„Gazeta Stonoga” opublikowała kolejne (ostatnie?) akta sprawy afery podsłuchowej. Stonoga ma zakaz publikacji, Prokuratura się przygląda i nic nie robi… Ręce opadają, a może wszystkim jest już wszystko jedno?
Słabość Państwa, objawiająca się w nie-działaniu Prokuratury, jest zatrważająca. Ktoś może popełniać przestępstwo na oczach dosłownie wszystkich, a Prokuratura się temu przygląda. Stonoga upowszechnia materiały w ramach uprawnień redaktora naczelnego – takiego przynajmniej używa argumentu, ale czy wolno mu łamać prawo? Gdy w Stanach Zjednoczonych w 1971 roku New York Times, a następnie Washington Post otrzymały sądowy zakaz publikacji tzw. Dokumentów Pentagonu (Pentagon Papers), to przerwały publikację i wystąpiły do sądu o jej przywrócenie. Ostatecznie New York Times wygrał przed Sądem Najwyższym sprawę przeciwko rządowi amerykańskiemu stosunkiem głosów 6:3, ale prawo szanował, podobnie jak rząd amerykański musiał uszanowań niekorzystny dlań wyrok. A u nas? A któż by przejmował się prawem!?
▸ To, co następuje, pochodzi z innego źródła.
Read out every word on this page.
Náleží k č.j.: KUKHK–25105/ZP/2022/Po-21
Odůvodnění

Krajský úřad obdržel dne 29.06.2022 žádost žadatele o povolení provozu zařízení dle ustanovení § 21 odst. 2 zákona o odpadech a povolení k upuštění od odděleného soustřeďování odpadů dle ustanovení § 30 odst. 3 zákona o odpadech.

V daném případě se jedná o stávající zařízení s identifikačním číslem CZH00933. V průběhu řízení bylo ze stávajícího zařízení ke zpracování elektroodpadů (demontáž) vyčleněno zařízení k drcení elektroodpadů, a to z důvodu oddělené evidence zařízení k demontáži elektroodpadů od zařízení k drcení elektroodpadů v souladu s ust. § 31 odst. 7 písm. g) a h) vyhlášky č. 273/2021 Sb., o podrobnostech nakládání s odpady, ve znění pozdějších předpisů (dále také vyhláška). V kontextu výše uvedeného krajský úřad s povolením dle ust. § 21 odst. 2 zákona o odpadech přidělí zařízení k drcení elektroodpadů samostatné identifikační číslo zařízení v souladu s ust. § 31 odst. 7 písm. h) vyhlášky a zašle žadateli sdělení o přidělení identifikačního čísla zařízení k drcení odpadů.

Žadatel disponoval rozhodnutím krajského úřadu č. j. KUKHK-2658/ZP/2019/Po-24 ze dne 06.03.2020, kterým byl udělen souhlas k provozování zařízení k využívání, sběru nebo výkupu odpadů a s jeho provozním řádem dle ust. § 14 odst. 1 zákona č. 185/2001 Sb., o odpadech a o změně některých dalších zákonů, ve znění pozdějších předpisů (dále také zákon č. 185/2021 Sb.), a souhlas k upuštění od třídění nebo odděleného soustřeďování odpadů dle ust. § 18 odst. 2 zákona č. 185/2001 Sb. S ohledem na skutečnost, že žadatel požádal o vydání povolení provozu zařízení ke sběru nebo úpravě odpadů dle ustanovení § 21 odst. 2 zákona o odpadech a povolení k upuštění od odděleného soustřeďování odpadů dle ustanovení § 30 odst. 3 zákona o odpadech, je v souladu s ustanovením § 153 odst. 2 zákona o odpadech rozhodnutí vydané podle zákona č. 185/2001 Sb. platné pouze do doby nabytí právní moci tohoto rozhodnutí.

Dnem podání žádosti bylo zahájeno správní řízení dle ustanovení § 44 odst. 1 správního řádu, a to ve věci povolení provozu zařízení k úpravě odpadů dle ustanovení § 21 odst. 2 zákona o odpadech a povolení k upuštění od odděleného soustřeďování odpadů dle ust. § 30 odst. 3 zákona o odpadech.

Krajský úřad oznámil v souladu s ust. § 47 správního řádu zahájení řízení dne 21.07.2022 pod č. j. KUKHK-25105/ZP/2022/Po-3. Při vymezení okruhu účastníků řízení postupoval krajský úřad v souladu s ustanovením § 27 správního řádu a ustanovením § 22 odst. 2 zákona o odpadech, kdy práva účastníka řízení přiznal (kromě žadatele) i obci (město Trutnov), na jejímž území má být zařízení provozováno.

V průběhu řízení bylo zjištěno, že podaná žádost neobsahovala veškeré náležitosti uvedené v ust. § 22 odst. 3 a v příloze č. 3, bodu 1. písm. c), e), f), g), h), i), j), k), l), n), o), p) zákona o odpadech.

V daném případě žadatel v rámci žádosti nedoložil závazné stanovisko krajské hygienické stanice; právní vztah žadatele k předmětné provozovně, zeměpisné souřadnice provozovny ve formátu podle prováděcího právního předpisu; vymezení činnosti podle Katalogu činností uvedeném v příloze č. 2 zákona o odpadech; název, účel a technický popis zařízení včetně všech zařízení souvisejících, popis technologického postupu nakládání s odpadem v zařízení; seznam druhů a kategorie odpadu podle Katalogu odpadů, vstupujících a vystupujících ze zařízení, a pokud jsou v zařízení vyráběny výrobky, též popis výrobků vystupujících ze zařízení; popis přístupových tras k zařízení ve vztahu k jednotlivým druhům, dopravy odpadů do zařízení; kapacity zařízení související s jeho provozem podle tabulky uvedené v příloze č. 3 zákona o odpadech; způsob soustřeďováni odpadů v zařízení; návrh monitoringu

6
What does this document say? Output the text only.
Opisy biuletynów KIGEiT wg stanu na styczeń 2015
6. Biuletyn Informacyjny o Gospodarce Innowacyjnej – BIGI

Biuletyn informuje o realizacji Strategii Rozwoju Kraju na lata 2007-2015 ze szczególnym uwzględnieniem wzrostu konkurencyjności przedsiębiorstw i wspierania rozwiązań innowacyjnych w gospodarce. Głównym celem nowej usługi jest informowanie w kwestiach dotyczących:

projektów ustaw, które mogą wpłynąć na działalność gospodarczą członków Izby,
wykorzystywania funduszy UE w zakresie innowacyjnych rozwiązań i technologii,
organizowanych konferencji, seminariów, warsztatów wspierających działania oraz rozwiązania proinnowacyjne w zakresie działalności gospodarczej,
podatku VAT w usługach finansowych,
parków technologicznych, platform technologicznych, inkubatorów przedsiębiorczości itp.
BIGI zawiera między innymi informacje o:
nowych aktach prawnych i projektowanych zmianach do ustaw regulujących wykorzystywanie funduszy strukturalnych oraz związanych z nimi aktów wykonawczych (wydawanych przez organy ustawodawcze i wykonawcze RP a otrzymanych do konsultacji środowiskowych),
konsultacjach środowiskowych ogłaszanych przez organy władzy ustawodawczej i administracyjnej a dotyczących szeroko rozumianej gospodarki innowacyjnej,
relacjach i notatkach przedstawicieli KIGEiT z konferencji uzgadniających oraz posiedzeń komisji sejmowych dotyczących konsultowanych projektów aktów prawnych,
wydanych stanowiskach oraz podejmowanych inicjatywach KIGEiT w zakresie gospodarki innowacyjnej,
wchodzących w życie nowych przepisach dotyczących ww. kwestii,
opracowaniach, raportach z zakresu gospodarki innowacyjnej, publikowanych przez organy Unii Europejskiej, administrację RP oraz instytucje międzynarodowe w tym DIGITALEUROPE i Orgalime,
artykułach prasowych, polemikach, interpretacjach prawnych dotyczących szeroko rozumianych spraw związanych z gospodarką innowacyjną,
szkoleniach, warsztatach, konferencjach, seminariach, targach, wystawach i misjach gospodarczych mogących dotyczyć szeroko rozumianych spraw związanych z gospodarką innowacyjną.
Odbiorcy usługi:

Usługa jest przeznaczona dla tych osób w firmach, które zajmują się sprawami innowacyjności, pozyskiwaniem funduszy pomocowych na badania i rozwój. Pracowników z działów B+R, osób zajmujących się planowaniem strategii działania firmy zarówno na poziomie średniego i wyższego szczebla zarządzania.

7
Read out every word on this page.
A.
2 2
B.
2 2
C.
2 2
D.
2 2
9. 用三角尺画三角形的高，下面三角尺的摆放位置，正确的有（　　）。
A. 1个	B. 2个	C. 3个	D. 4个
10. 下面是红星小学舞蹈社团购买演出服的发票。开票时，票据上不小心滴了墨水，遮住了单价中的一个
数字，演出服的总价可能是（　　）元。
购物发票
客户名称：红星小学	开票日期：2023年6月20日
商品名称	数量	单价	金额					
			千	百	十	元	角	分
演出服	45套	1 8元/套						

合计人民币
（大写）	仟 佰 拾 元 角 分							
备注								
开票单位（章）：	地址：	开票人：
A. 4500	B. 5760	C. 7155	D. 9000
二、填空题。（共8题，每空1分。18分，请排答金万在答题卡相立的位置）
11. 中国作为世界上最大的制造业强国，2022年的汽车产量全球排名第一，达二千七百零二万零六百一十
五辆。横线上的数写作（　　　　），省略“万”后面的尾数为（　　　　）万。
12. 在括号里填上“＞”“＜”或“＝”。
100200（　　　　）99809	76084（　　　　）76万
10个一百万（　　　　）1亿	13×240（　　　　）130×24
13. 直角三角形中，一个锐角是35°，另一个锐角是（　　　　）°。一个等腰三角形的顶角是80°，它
Zbigniew Stonoga kreuje się na dziennikarza, niektórzy porównują go do Edwarda Snowdena. Co za ignorancja! Snowden sam nie publikował materiałów, lecz przekazywał je dziennikarzowi „Guardiana” Glennowi Greenwaldowi (jest książka i jest film na ten temat – wystarczy zajrzeć do nich), podobnie jak Daniel Ellsberg z Rand Corporation przekazał dokumenty ministerstwa obrony USA Neilowi Sheehanowi z NYT. A Stonoga? Przekazał sam sobie, bo jest dziennikarzem, wydawcą, redaktorem naczelnym i właścicielem gazety w jednym (4w1)? Czy jego nie obowiązuje żadne prawo? Jaki jest interes społeczny w ujawnianiu prywatnych adresów, wrażliwych danych o zdrowiu, osobistych spraw przesłuchiwanych osób? Naruszenie prawa, naruszenie prywatności, publikowanie danych wrażliwych, to wystarcza, żeby Stonogę oskarżać . Ciekaw jestem reakcji mojego Stowarzyszenia. Jeszcze niedawno dyskutowaliśmy w Kazimierzu o dostępie do zawodu dziennikarskiego. Dla takich ludzi jak Stonoga nie widzę miejsca w naszym gronie, ale może jestem wyjątkiem? Czy będziemy też przyglądać się, biernie obserwować jak Prokuratura, jak pan Stonoga podkopuje zaufanie i degraduje naszą profesję?
Marek Palczewski
18 czerwca 2015
Ps. Zachęcam do dyskusji. Głosów polemicznych się nie boję, chętnie na nie odpowiem.